Pakistan’s Petroleum import bill rises 11% YoY in March: SBP
MG News | April 17, 2025 at 06:51 PM GMT+05:00
April 17, 2025 (MLN): The import bill of the petroleum group rose to $1.22 billion in March 2025, marking an increase of 11.16% YoY compared to the import bill of $1.09bn recorded in March 2024, data released by the State Bank of Pakistan (SBP) showed.
Conversely, the imports of petroleum products fell by 15.7% MoM compared to the bill of $1.45bn in February 2025.
It is pertinent to mention that the overall import bill increased by 8.22% YoY to $4.9bn in March.
While on a monthly basis, imports fell by 2.25% MoM compared to the imports worth $5.06 bn recorded in February 2025.
Cumulatively in 9MFY25, total imports marked an uptick of 11.08% YoY to $43.38bn compared to imports of $39.05bn in 9MFY24.
The share of petroleum products in the total import bill stood at 24.6% in March 2025.
In 9MFY25, the import bill of petroleum products went significantly up by 5.88% YoY to $4.68bn against $4.42bn recorded in the same period last year.
With regards to the food group, the import bill posted a decline of 2.89% YoY and a decrease of 0.14% MoM to $730.6m in March 2025, against $752.44m in SPLY and $731.7m in February 2025.
This decline is attributed to a fall in imports of Palm oil that stood at $340m compared to $275.8m in SPLY and $297.5m in February 2025, depicting a rose of 23.3% MoM and an increase of 14.3% YoY.
Cumulatively in 9MFY25, imports from the Food group inched down by 0.77% YoY to $5.63bn compared to imports of $5.68bn in 9MFY24.
Going forward, the import of agricultural and other chemicals inched up by 1.14% MoM and up by 0.32% YoY to clock in at $694.27m.
Meanwhile, during 9MFY25, the imports for the same group showed an increase of 1.3% YoY to clock in at $6.82bn.
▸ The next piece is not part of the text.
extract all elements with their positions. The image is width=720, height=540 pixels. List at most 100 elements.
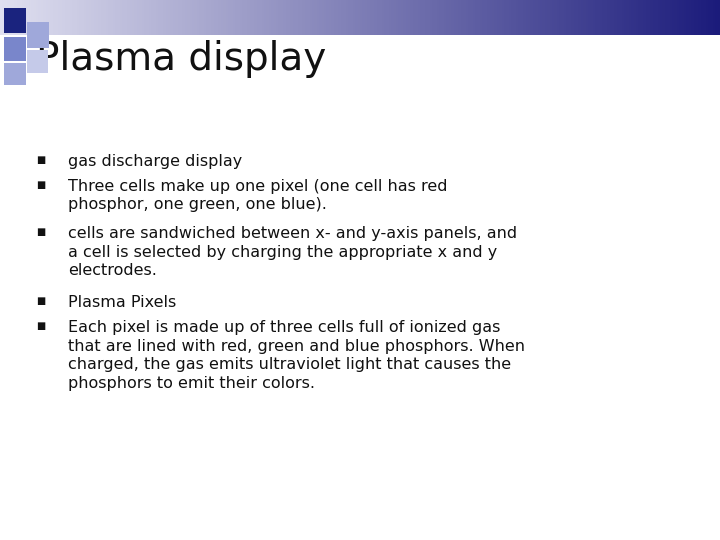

The country’s machinery imports went down by 3.6% YoY to $706.33m in March 2025 as compared to $733.18m in March 2024.
Conversely, on a monthly basis, the machinery group’s import up by 5.23% MoM compared to the import worth $671.2m in February.
Under the group, the imports of Electrical Machinery & Apparatus witnessed a decline of 22.4% YoY during the review period.
Likewise, the import of Telecom down by 5.7% YoY and 6.1% MoM to clock in at $165.7m in the review month.
The data released by the central bank further shows that the textile import witnessed an increase of 63% YoY to $549.6m in March against the imports of $337.2m in the SPLY.
Under the textile group, the major portion of import was associated with raw cotton as it stood at $267.2m, observing an increase of 129% YoY and 11.5% MoM.
The import bill associated with the metal group clocked at $478.8m, witnessing a rise of 28.1% YoY and 2% MoM, due to a jump in the import of iron and steel reported at $233.4m in March.
Under the Transport Group, the country incurred import expenditure worth $196m during the review period, up by 9.5% MoM and 56.5% increase YoY.